Reads (Logical & Physical)
These two are interesting statistics. So what is read? It is when user (i.e. the application) has requested (user calls) for data, Oracle has validated and transformed (i.e. soft and hard parsing) and then started to extract the data.
As a process, Oracle will try to see if the data is available in Buffer cache i.e. SGA? If it does, then logical read increases to 1.
To explain a bit further, if Oracle gets the data in a block which is consistent with a given point in time, then a counter name “Consistent Gets” increases to 1.
But if the data is found in current mode, that is, the most up-to-date copy of the data in that block, as it is right now or currently then it increases a different counter name “db block Gets”.
Therefore, a Logical read is calculated as = Total number of “Consistent Gets” + Total number of “db block gets”. These two specific values can be observed in ‘Instance Activity Stats’ section.
But if it Oracle does not find the data in buffer cache, then it reads it from physical block and increases then Physical read count to 1.
Clearly, buffer get is less expensive than physical read because database has to work harder (and more) to get the data. Basically time it would have taken if available in buffer cache + time actually taken to find out from physical block.

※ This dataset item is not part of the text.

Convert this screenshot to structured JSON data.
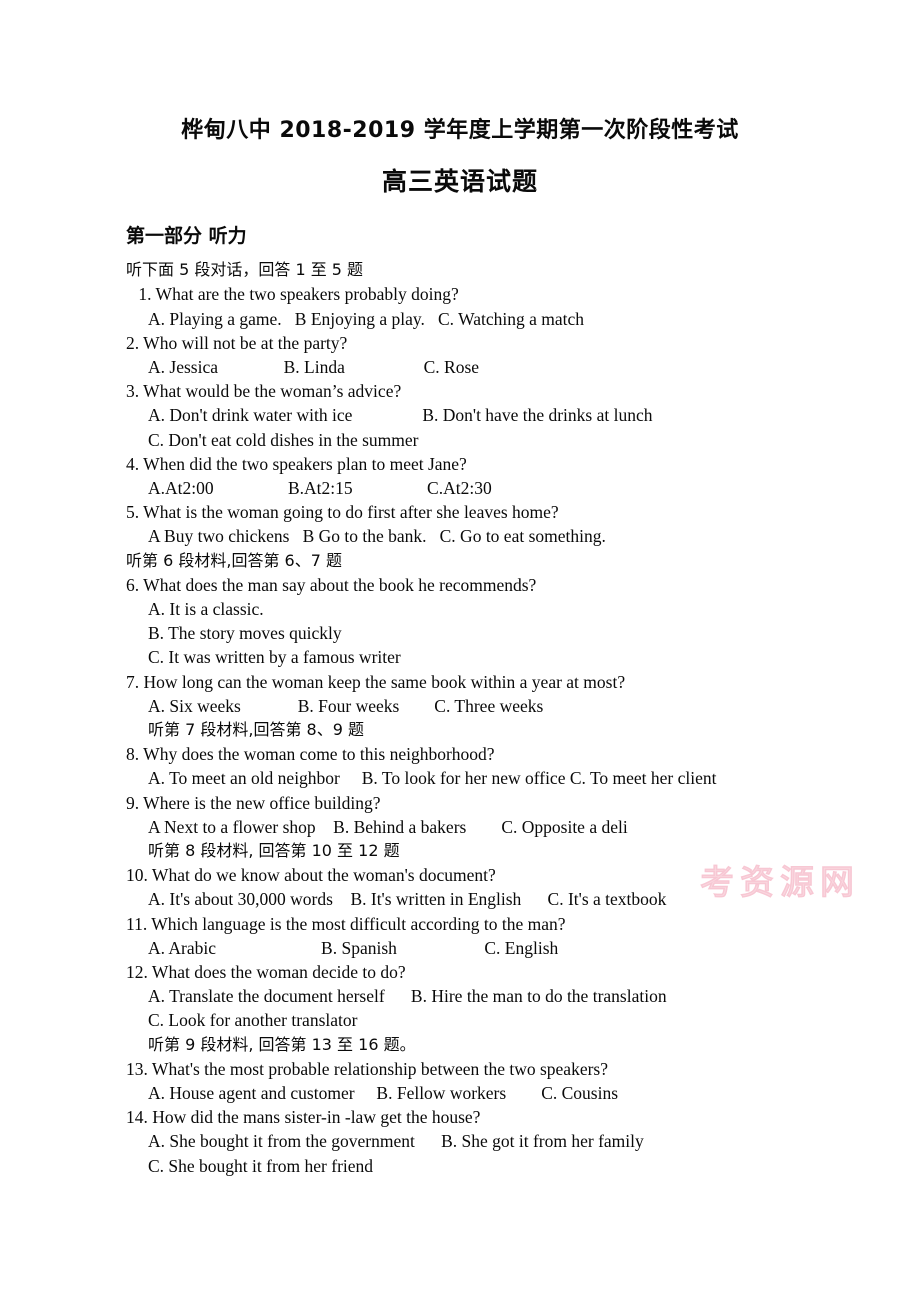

In this example, a total of 556,323,564 Consistent Gets and 16,162,346 DB Block Gets took place;
Therefore, Logical reads per sec = (556,323,564+ 16,162,346)/3600 sec) = 158,912.5.
Is this good? May be not!
Please remember, lesser physical read compared to Logical read is good performance but too many logical read is definitely not good.
In this case, the distribution is –
(1) Physical Read = =(333.1/159245.6)*100 = 0.2% and
(2) Logical Read = 99.8%.
This shows a well allocated SGA memory and that is definitely good; however the fact that 158K reads in a sec is not good. You need to explore the report to find out the SQL(s) causing this high logical reads.

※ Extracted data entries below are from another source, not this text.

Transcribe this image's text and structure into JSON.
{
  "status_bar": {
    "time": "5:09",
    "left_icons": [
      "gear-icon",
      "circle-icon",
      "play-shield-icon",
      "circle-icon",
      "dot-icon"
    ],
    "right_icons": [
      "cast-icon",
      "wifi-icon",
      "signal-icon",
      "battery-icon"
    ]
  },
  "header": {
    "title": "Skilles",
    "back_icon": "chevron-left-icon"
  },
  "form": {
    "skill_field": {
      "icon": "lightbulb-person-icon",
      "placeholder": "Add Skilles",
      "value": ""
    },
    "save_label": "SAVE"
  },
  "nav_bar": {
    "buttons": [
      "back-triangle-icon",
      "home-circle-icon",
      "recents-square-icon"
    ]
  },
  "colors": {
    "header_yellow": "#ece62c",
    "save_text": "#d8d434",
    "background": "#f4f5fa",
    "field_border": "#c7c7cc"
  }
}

Transactions (and Rollbacks) & Executes
What is a transaction in Oracle? Transaction in Oracle is simply the total of number of commits and rollbacks.
In this example, the database has rolled back 360 operation in 60 mins (=0.1 * 3600 sec) and committed 21,240 operations (= Total Transactions – Roll backs i.e. = 6*3600 – 360).

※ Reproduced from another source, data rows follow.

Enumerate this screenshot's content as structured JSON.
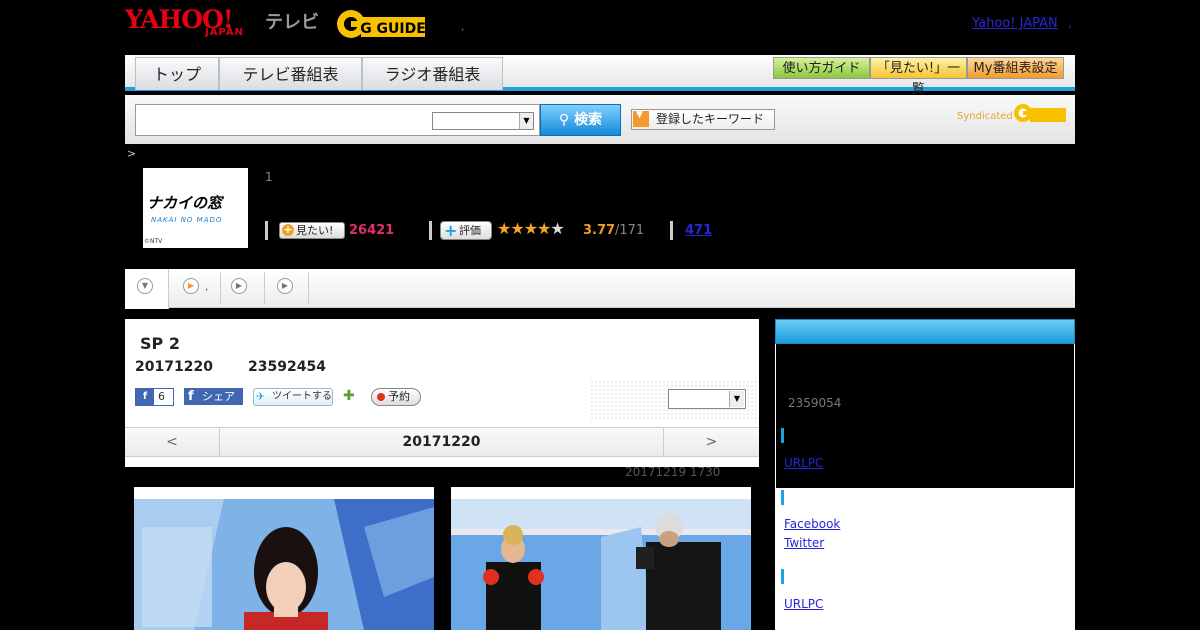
{
  "header": {
    "logo_yahoo": "YAHOO!",
    "logo_japan": "JAPAN",
    "logo_tv": "テレビ",
    "logo_gguide": "G GUIDE",
    "yahoo_link": "Yahoo! JAPAN",
    "yahoo_link_suffix": ","
  },
  "nav": {
    "tabs": [
      {
        "label": "トップ"
      },
      {
        "label": "テレビ番組表"
      },
      {
        "label": "ラジオ番組表"
      }
    ],
    "buttons": [
      {
        "label": "使い方ガイド"
      },
      {
        "label": "「見たい!」一覧"
      },
      {
        "label": "My番組表設定"
      }
    ]
  },
  "search": {
    "value": "",
    "select_value": "",
    "button_label": "検索",
    "keyword_button_label": "登録したキーワード",
    "syndicated_label": "Syndicated"
  },
  "breadcrumb": ">",
  "program": {
    "logo_text": "ナカイの窓",
    "logo_subtext": "NAKAI NO MADO",
    "logo_copyright": "©NTV",
    "episode_number": "1",
    "mitai_label": "見たい!",
    "mitai_count": "26421",
    "rate_label": "評価",
    "rating": 3.77,
    "rating_text": "3.77",
    "rating_count": "/171",
    "review_count": "471"
  },
  "tabs": {
    "tab2_suffix": ","
  },
  "episode": {
    "title": "SP 2",
    "date": "20171220",
    "view_count": "23592454",
    "fb_like_count": "6",
    "fb_share_label": "シェア",
    "tweet_label": "ツイートする",
    "reserve_label": "予約",
    "select_value": "",
    "date_prev": "<",
    "date_current": "20171220",
    "date_next": ">",
    "updated": "20171219  1730"
  },
  "sidebar": {
    "count": "2359054",
    "link1": "URLPC",
    "facebook_link": "Facebook",
    "twitter_link": "Twitter",
    "link2": "URLPC"
  },
  "colors": {
    "accent_blue": "#1fa0e0",
    "pink_count": "#e0306a",
    "rating_orange": "#f29c1f",
    "yahoo_red": "#e60012"
  }
}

Remember, Rollbacks are expensive operations.
So if the question is whether any of these numbers are good or bad?
Well, to answer the question first try to find out about those rollbacks. Speak to DBA and Developers to find out the root cause for those rollbacks. Sometime even a small increase in rollback can impact the database performance significantly.
Now about the number of commits, I would not necessarily say good or bad; rather I will use this number to direct analysis and investigation further.
Please remember, the important aspect is not just the number of transactions, you need to calculate how many queries Oracle has executed (average) per transactions.
This can be calculated as Total execution per sec / number of transactions per sec.
In this example, oracle has executed =311.5/6= ~52 SQLs per transactions. Although there is no absolute boundary to decide low or high; but I would say this is quite high. You need to explore the section detailing about number of SQLs executed most.
I am still working on the other sections as described in the diagram in the beginning and will try to publish as soon as possible.